Re: [Problem] Cache line starvation

From: Catalin Marinas
Date: Wed Oct 03 2018 - 03:52:04 EST


On Fri, 21 Sep 2018 at 13:22, Peter Zijlstra <peterz@xxxxxxxxxxxxx> wrote:
> On Fri, Sep 21, 2018 at 02:02:26PM +0200, Sebastian Andrzej Siewior wrote:
> > We reproducibly observe cache line starvation on a Core2Duo E6850 (2
> > cores), a i5-6400 SKL (4 cores) and on a NXP LS2044A ARM Cortex-A72 (4
> > cores).
> >
> > The problem can be triggered with a v4.9-RT kernel by starting
>
> > Daniel reported that disabling ticket locks on 4.4 makes the problem go
> > away, but he hasn't run a long time test yet and as we saw with 4.14 it can
> > take quite a while.
>
> On 4.4 and 4.9 ARM64 still uses ticket locks.
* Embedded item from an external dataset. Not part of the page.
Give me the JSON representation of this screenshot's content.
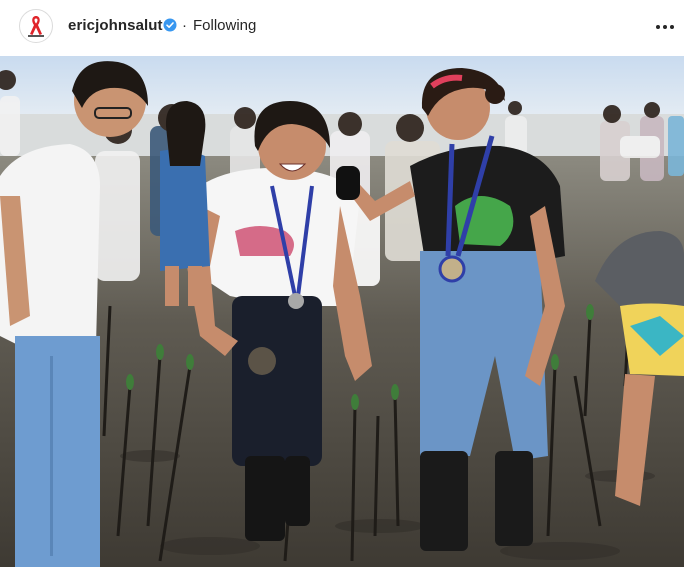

So I'm very interested to
> know if the ticket locks on x86 really fix or just make it harder.
>
> I've been looking at qspinlock in the light of this and there is indeed
> room for improvement. The ticket lock certainly is much simpler.

FWIW, in the qspinlock TLA+ model [1], if I replace the
atomic_fetch_or() model with a try_cmpxchg loop, it violates the
liveness properties with only 2 CPUs as one keeps locking/unlocking,
hence changing the lock value, while the other repeatedly fails the
cmpxchg. Your latest qspinlock patches seem to address this (couldn't
get it to fail but the model is only sequentially consistent). Not
sure that's what Sebastian is seeing but without your proposed
qspinlock changes, ticket spinlocks may be a better bet for RT.

[1] https://git.kernel.org/pub/scm/linux/kernel/git/cmarinas/kernel-tla.git/tree/qspinlock.tla

--
Catalin